Competição no setor bancário

Desde o fim do processo de hiperinflação em meados de 1994, com o Plano Real, o setor bancário no Brasil passa por um processo de concentração, prejudicando a competição no mesmo. Inicialmente, este processo era justificado pelo controle do risco sistêmico. Ou seja, permitia-se que bancos menos lucrativos  fossem adquiridos por outros bancos para evitar que quebrassem. É possível que esta análise fizesse sentido no século passado. Mas não faz mais no século atual.

A concentração bancária continuou, até que, hoje, os cinco maiores bancos concentram mais de 80% dos empréstimos e depósitos no Brasil, segundo o Banco Central (BC). De todos os empréstimos concedidos por bancos no país, 83,7% são pelos mesmos cinco bancos.

Prejuízos da concentração e da falta de competição no setor bancário

Qualquer livro ou texto inicial de um curso de graduação em economia explica que, à medida que o mercado vai ficando concentrado, os preços cobrados vão aumentando e a quantidade transacionada vai diminuindo. Claro que a lucratividade destas empresas também aumenta.

Estas consequências básicas da concentração de mercado têm sido continuamente esquecidas no Brasil. Em particular, a concentração do setor bancário no Brasil continua alta. Como consequência, a taxa de juros e o spread bancário continuam elevados e o crédito continua restrito.

A solução é desregulamentar e reduzir barreiras, gerando competição a partir da entrada de novos bancos. Infelizmente, não é isso que ocorre no Brasil.

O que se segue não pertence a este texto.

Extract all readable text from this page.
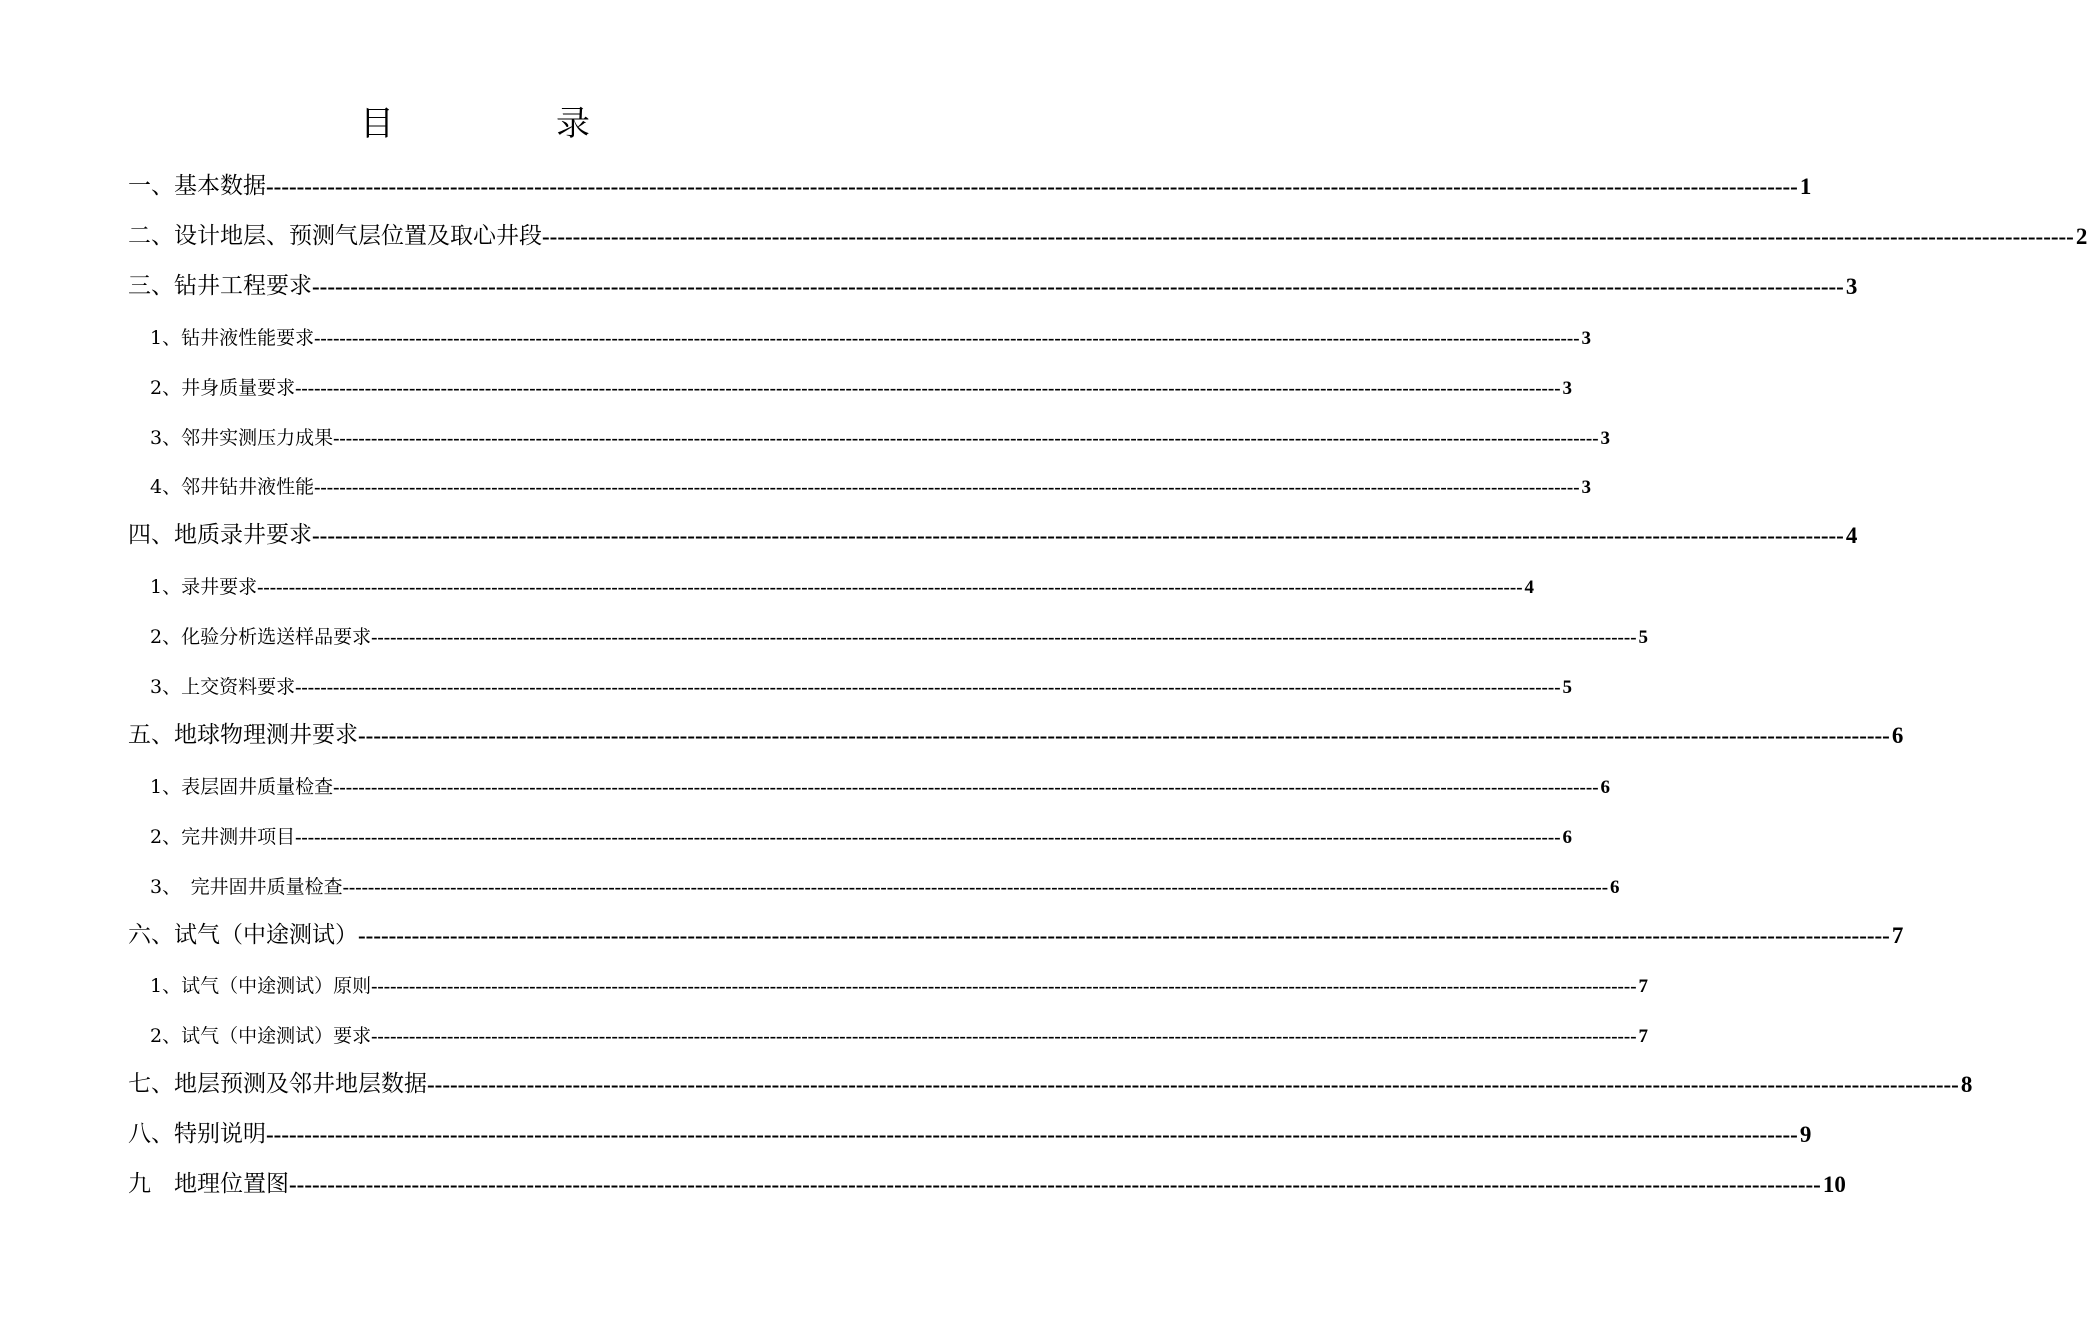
目　录
一、基本数据 -------------------------------------------------------------------------------------------------------------------------------------------------------------------------------------------------------- 1
二、设计地层、预测气层位置及取心井段 -------------------------------------------------------------------------------------------------------------------------------------------------------------------------------------------------------- 2
三、钻井工程要求 -------------------------------------------------------------------------------------------------------------------------------------------------------------------------------------------------------- 3
1、钻井液性能要求 -------------------------------------------------------------------------------------------------------------------------------------------------------------------------------------------------------- 3
2、井身质量要求 -------------------------------------------------------------------------------------------------------------------------------------------------------------------------------------------------------- 3
3、邻井实测压力成果 -------------------------------------------------------------------------------------------------------------------------------------------------------------------------------------------------------- 3
4、邻井钻井液性能 -------------------------------------------------------------------------------------------------------------------------------------------------------------------------------------------------------- 3
四、地质录井要求 -------------------------------------------------------------------------------------------------------------------------------------------------------------------------------------------------------- 4
1、录井要求 -------------------------------------------------------------------------------------------------------------------------------------------------------------------------------------------------------- 4
2、化验分析选送样品要求 -------------------------------------------------------------------------------------------------------------------------------------------------------------------------------------------------------- 5
3、上交资料要求 -------------------------------------------------------------------------------------------------------------------------------------------------------------------------------------------------------- 5
五、地球物理测井要求 -------------------------------------------------------------------------------------------------------------------------------------------------------------------------------------------------------- 6
1、表层固井质量检查 -------------------------------------------------------------------------------------------------------------------------------------------------------------------------------------------------------- 6
2、完井测井项目 -------------------------------------------------------------------------------------------------------------------------------------------------------------------------------------------------------- 6
3、　完井固井质量检查 -------------------------------------------------------------------------------------------------------------------------------------------------------------------------------------------------------- 6
六、试气（中途测试） -------------------------------------------------------------------------------------------------------------------------------------------------------------------------------------------------------- 7
1、试气（中途测试）原则 -------------------------------------------------------------------------------------------------------------------------------------------------------------------------------------------------------- 7
2、试气（中途测试）要求 -------------------------------------------------------------------------------------------------------------------------------------------------------------------------------------------------------- 7
七、地层预测及邻井地层数据 -------------------------------------------------------------------------------------------------------------------------------------------------------------------------------------------------------- 8
八、特别说明 -------------------------------------------------------------------------------------------------------------------------------------------------------------------------------------------------------- 9
九　地理位置图 -------------------------------------------------------------------------------------------------------------------------------------------------------------------------------------------------------- 10
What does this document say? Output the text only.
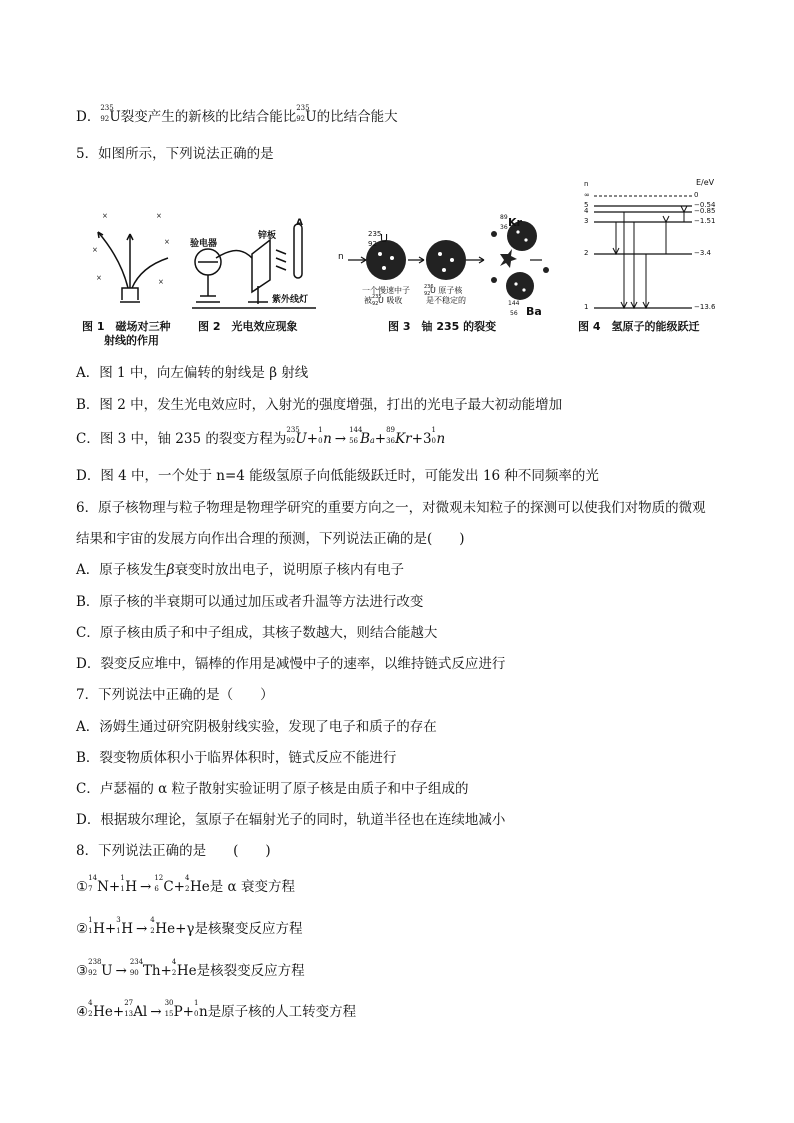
D．
235
92 U裂变产生的新核的比结合能比
235
92 U的比结合能大
5．如图所示，下列说法正确的是
×	×
×
×
×	×
图 1　磁场对三种
射线的作用
验电器
锌板
A
紫外线灯
图 2　光电效应现象
n
235
92 U
一个慢速中子
被 235
92 U 吸收
236
92 U 原子核
是不稳定的
89
36 Kr
144
56 Ba
图 3　铀 235 的裂变
n	E/eV
∞	0
5	−0.54
4	−0.85
3	−1.51
2	−3.4
1	−13.6
图 4　氢原子的能级跃迁
A．图 1 中，向左偏转的射线是 β 射线
B．图 2 中，发生光电效应时，入射光的强度增强，打出的光电子最大初动能增加
C．图 3 中，铀 235 的裂变方程为
235
92 U+
1
0 n →
144
56 Ba+
89
36 Kr+3
1
0 n
D．图 4 中，一个处于 n=4 能级氢原子向低能级跃迁时，可能发出 16 种不同频率的光
6．原子核物理与粒子物理是物理学研究的重要方向之一，对微观未知粒子的探测可以使我们对物质的微观结果和宇宙的发展方向作出合理的预测，下列说法正确的是(　　)
A．原子核发生β衰变时放出电子，说明原子核内有电子
B．原子核的半衰期可以通过加压或者升温等方法进行改变
C．原子核由质子和中子组成，其核子数越大，则结合能越大
D．裂变反应堆中，镉棒的作用是减慢中子的速率，以维持链式反应进行
7．下列说法中正确的是（　　）
A．汤姆生通过研究阴极射线实验，发现了电子和质子的存在
B．裂变物质体积小于临界体积时，链式反应不能进行
C．卢瑟福的 α 粒子散射实验证明了原子核是由质子和中子组成的
D．根据玻尔理论，氢原子在辐射光子的同时，轨道半径也在连续地减小
8．下列说法正确的是　　(　　)
①
14
7 N+
1
1 H →
12
6 C+
4
2 He是 α 衰变方程
②
1
1 H+
3
1 H →
4
2 He+γ是核聚变反应方程
③
238
92 U →
234
90 Th+
4
2 He是核裂变反应方程
④
4
2 He+
27
13 Al →
30
15 P+
1
0 n是原子核的人工转变方程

Embora o Banco Central do Brasil (BCB) tenha o programa BC#, que também visa aumentar a concorrência no setor, mudanças não são postas em prática.

Nesse sentido, recentemente o Congresso Nacional, frustrado com o capacidade do sistema bancário em reduzir os juros e expandir o crédito, começou a discutir novas medidas de restrição e novos impostos sobre os bancos.

Aumento de impostos

O Congresso ameaça aumentar a Contribuição Social Sobre Lucro Líquido (CSLL). A justificativa é reduzir a lucratividade dos bancos e gerar receita para o governo federal, cujo déficit tem aumentado rapidamente (estimativas já apontam para um déficit de R$ 828 bilhões até o fim de 2020).

Desde 1988 pode ser visto que mais receita tributária nas mãos do governo vai gerar somente mais gastos ineficientes, e não benefícios para a população. Um exemplo disso é o valor gasto com o funcionalismo público. Mesmo com a mesma formação e experiência profissional, os servidores públicos federais ganham, em média, 67% a mais do que os trabalhadores da iniciativa privada, de acordo com estudo do Banco Mundial, a maior diferença entre os 53 países pesquisados. Isso sem falar na aposentadoria com salário integral e vinculado a ativa.

Assim, a taxação dos bancos vai tirar a receita do lucrativo setor bancário e entregar para os privilegiados do setor público. Em nada ganhará a população, que continuará com menos crédito e com juros altos.

Além disso, outra medida aventada pelo Congresso é limitar as taxas de juros cobradas no cartão de crédito e no cheque especial. É mais uma medida de resultados duvidosos e, provavelmente, deve restringir ainda mais o crédito. Além disso, dada a concentração bancária, os bancos podem distribuir os eventuais custos da maior tributação por meio de preços maiores para seus serviços.

Em síntese, o Congresso Nacional e os governos, que nada fizeram para controlar seus gastos, agora querem buscar um paliativo. Porém, não é de paliativos que precisamos, mas sim de reformas. Mais impostos ou mais restrições ao setor bancário são ineficientes, é preciso sim de mais competição.